Open AccessCo‐operative binding sites for transported substrates in the multiple drug resistance transporter Mdr1
Author(s) -
Buxbaum Engelbert
Publication year - 1999
Publication title -
european journal of biochemistry
Language(s) - English
Resource type - Journals
eISSN - 1432-1033
pISSN - 0014-2956
DOI - 10.1046/j.1432-1327.1999.00644.x
Subject(s) - verapamil , suramin , transporter , atpase , chemistry , substrate (aquarium) , binding site , pharmacology , atp binding cassette transporter , enzyme , efflux , extracellular , p glycoprotein , biochemistry , biology , in vitro , calcium , multiple drug resistance , gene , ecology , organic chemistry , antibiotics
Suramin, a known inhibitor of ATP binding enzymes with six negatively charged sulfonic acid groups, stimulated the ATPase activity of the multiple drug resistance transporter Mdr1 in low concentrations by acting as a substrate and by increasing the affinity for both verapamil and ATP. At higher concentrations suramin inhibited the ATPase activity competitively with respect to ATP and noncompetitively with respect to verapamil.
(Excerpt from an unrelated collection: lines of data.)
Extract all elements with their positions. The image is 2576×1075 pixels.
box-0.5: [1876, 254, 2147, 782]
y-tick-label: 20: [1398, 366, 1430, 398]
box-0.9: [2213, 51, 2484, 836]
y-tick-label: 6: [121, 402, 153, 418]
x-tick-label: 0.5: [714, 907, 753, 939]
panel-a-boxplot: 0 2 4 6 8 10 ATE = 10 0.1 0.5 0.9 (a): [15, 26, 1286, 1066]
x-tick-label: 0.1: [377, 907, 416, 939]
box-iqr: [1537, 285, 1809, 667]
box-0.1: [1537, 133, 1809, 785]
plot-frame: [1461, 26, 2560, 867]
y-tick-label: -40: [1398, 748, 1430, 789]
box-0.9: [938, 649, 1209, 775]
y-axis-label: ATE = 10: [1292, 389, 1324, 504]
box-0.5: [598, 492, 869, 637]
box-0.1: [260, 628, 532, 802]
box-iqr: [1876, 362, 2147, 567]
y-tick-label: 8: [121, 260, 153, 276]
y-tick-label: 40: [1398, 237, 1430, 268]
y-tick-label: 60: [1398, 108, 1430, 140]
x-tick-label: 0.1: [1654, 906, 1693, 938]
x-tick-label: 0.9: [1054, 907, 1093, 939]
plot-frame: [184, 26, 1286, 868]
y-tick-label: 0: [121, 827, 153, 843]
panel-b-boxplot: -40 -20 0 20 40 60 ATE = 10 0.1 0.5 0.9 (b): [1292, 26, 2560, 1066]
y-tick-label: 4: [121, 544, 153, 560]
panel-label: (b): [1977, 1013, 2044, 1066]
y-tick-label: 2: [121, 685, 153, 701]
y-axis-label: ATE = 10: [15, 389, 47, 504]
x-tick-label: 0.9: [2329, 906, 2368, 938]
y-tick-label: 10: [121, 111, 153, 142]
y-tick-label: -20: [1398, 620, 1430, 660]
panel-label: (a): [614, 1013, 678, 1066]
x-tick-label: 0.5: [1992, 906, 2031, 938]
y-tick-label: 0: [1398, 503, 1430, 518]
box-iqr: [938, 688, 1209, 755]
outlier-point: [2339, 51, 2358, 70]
This indicates an interaction of suramin with the ATP site. Verapamil itself activated the ATPase activity of Mdr1 only at moderate concentrations, but showed substrate inhibition at higher concentrations. This was also observed for progesterone, which decreased the K i of Mdr1 for verapamil but increased the K m . Additionally, verapamil increased the Hill coefficient of Mdr1 for progesterone from 1.1 to 3.2. These results indicate the existence of multiple binding sites (at least four for progesterone) for transported substrate in Mdr1 and a complicated mode of interactions between them.